Duygu insanı tamamlayan nefsiyetin seviyesini- kalitesini gösteren tıpkı bir ağaç gibidir. Burada ağacın oluşum kalitesini gösteren ve tamamlayan ögesi meyvenin tadıdır. İşte bu tat ya tatlıdır ya da acıdır. Dikkat ediniz bir tat uğruna nice ağaçlar kesilmiştir. Zaten tatsız bir meyvenin ne kıymeti olur ki yer işgal etmekten başka.

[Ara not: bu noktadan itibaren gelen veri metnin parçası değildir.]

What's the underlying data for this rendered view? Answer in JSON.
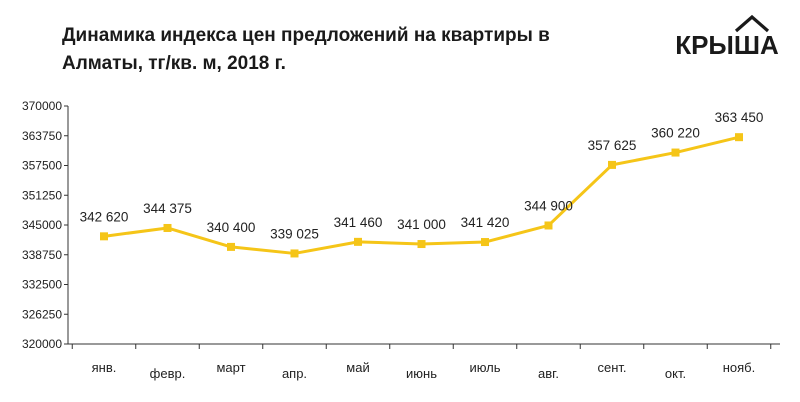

İşte fikirler ya izzetli ya da zelil bir şekilde insanın hayatında ve ölümünde duygularla böylece son bulur. Yaratılış ve ölüm gibi hakikatler aklın önderliğinde oluşan duyguları yaratıcı ile buluşturur, kalp böylece mutmain olur. Yaratıcısına kavuşamayan duygular ise insanı baskı altında tutar ve huzursuz eder. Bu durumda akliyet asli vazifesini yapamasa kendisini baskı altında tutan duyguları farklı mecralara yönlendirir sırf baskı altından kurtulmak için. Âmâ en nihayetinde bu duygular doğru bir istikamet bulamayınca öfke, nefret, korku, endişe, düşmanlık, kanallarından engin denizlere ulaşıncaya dek sosyal asayişi bozar ve hayat yaşanmaz hale gelir. İşte huzur sükûnete ermiş yatağını bulmuş duygularda kendini gösterir. Velhasıl duygularımızın boşuna yaratıldıkları hele değersiz oldukları asla düşünülemez. Her duygu insanın davranışına etki yapan birer ilahi ayettir. Kâinattaki hiçbir varlığa karşı kayıtsız kalamayacağımız gibi bu duygu ayetlerine de kayıtsız kalamayız. Belirgin duygular olduğu gibi henüz adı bilinmeyen sayısız duyguların her biri birer ayettirler. Ama her birinin iç dünyamızda işlevlerinin olduğunu unutmamamız gerekir. Sırat-ı müstakim üzerindeki duygular, iman istikametinde, sağlam bir iman meydana getirir ve hayat boyu devam eder. Doğru insan modeli fikir ve duygu bütünlüğü içerisinde kendini gösterir. Salt fikir veya akliyet kervanından uzak bir duygu iman inşaasının öngörmediği bir insan tipi ortaya çıkarır. Dolayısıyla fikirleri duygudan bağımsızlaştırmamak şarttır. Zaten fikir ile duygu birbirinden tamamen ayrıştırılırsa, ortaya çıkan insan tipi, çok kötü bir model olur.